All these questions and more come to the forefront as we approach a game not because they are the inherent principles of game review, but because the traditions of game design have enforced a particular view for reviewing games. I can’t emphasize this enough. Put another way: because what we know as “video games” have become codified, so too have the reviews for those games.

But what happens when a game shirks our benchmarks for game appraisal while still creating an interactive software experience? No doubt, it is still a video game. But when Abzu released earlier this month on PS4, reviewers had a difficult time with it. The game currently has a 77 on Metacritic and 80.05% on the (much more reliable) This is far from poor scores, but still lukewarm compared to my time with the game.

I am fully willing to admit my own personal bias for games that provide a succinct, focused experience over something bloated with content and meandering in direction that might, technically, provide more hours-per-dollar-spent. Abzu scratches that itch but resists typical game assessment because, well, what do you do? There are few challenges to the game, few reasons to come back and revisit the game for additional secrets, it is incredibly short, and tells a story so simple it could be summarized in a single sentence. What are the virtues of the game? It moves confidently from scene-to-scene, setting up tension and resolving it in a way that interestingly changes perspective on characters, it features incredibly memorable imagery, and — most of all - Abzu has an almost flawless synchronization with its soundtrack.

It is with this last point that I think we might better understand how the game functions and why it resists traditional review categorization: Abzu plays like a symphony. Each scene is a movement, each area or type of fish functions as an instrument, and often the momentum of the soundtrack enforces itself on the gameplay. If someone had labeled this as an interactive music piece, might it have fared better in reviews? But then, who would be qualified to approach it? It would be stuck between the IGNs and Rolling Stones of the world, because each has systematized their parameters for media coverage.

One thing I keep coming back to is the similar reception that 2010's From Dust received. With aggregate scores again between 77 and 80, what did reviewers take away from this game? It looked somewhat like a real-time-strategy game, but your real interaction was consumed with a rock-paper-scissors dynamic of the earth, water, and fire elements. The world in From Dust is uncontrollable, but adding to or subtracting from it is very nearly your only form of expression. So, the game did not sync well with those familiar with Commanding & Conquering, nor did it really offer the omnipotence of other god-games, like Black & White.


To this date, I would be hard-pressed to find a game that said as much about humanity’s interaction with the earth as From Dust or about our distance from and ownership of our fears as Abzu. Few games have the ability to speak without preaching (a trap Flower falls into) or tell stories without over-telling (most JRPGs weaken plot moments by overcomplicating what are essentially simple story elements).

And yet, the loudest argument against these games is their worth, whether they are worth paying $15-$20 for such short experiences, for games with low difficulty and no real gameplay mastery. I would argue that if that is a measure of our game support, we are going to end up buying all our games in bulk, like Costco, getting 60+ hour experiences that aren’t so different from their last iteration. Games are inherently luxury items, but the argument that it is not worth the price being asked of it should never be something impacting the score, it should always be an external question of whether a game with that review score is worth exploring to you at that cost of entry.

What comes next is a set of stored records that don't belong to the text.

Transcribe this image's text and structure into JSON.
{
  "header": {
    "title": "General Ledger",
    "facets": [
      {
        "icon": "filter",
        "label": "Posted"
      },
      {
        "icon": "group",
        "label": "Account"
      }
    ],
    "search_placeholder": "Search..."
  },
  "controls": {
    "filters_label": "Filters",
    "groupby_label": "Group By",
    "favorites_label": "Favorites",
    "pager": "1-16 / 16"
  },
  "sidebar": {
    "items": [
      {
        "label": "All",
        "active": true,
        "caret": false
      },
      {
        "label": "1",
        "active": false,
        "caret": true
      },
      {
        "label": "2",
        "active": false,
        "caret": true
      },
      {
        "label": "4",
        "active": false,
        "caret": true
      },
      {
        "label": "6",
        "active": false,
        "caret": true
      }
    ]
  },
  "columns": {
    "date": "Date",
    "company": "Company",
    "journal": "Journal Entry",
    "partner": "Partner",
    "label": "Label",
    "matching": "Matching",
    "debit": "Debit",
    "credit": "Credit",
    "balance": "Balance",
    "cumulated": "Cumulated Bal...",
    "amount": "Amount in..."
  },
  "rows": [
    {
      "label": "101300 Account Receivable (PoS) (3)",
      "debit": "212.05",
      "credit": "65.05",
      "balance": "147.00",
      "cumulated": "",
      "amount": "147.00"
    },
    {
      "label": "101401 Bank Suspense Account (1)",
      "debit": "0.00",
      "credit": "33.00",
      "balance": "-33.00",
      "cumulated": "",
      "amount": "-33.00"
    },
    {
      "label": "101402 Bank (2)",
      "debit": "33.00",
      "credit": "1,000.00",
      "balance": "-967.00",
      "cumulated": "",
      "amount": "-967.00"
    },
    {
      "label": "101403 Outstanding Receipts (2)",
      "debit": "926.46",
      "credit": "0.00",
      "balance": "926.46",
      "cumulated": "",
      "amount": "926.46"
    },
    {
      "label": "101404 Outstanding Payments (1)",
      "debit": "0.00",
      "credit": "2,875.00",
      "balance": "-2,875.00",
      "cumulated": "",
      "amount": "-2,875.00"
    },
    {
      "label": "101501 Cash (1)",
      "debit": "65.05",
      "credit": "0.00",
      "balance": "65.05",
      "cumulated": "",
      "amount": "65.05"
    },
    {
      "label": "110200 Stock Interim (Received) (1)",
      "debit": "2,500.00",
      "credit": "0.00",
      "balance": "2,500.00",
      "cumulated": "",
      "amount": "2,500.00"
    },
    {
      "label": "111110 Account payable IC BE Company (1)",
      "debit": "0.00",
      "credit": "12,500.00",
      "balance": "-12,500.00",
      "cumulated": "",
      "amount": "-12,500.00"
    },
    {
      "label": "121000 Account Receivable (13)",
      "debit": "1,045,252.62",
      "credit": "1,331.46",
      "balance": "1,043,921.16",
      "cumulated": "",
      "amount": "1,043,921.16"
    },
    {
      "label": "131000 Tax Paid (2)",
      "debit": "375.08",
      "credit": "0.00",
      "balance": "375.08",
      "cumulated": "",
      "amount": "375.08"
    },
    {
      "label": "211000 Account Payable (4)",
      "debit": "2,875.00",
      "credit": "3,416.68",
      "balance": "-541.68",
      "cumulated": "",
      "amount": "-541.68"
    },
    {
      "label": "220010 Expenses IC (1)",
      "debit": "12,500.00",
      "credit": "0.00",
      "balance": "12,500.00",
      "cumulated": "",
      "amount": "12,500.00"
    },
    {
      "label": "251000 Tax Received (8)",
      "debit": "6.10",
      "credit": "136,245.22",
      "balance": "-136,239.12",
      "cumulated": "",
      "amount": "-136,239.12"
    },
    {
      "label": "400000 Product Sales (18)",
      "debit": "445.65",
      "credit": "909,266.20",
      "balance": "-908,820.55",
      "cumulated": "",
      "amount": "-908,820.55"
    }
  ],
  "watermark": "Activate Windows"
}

To wrap up, I’d again like to praise Abzu for being so short. It is rare that a game has such focused direction where you can say that there is no fat, no wasted effort, that everything in the game has effect without being filler. This, maybe more than the stunning visuals and fantastic soundtrack, could be the most impressive thing about the game, something that until now has been given far too little credit. If we have had games for many years now that are held up as examples of games as an art form, this efficiency of production might be the next important development in that direction.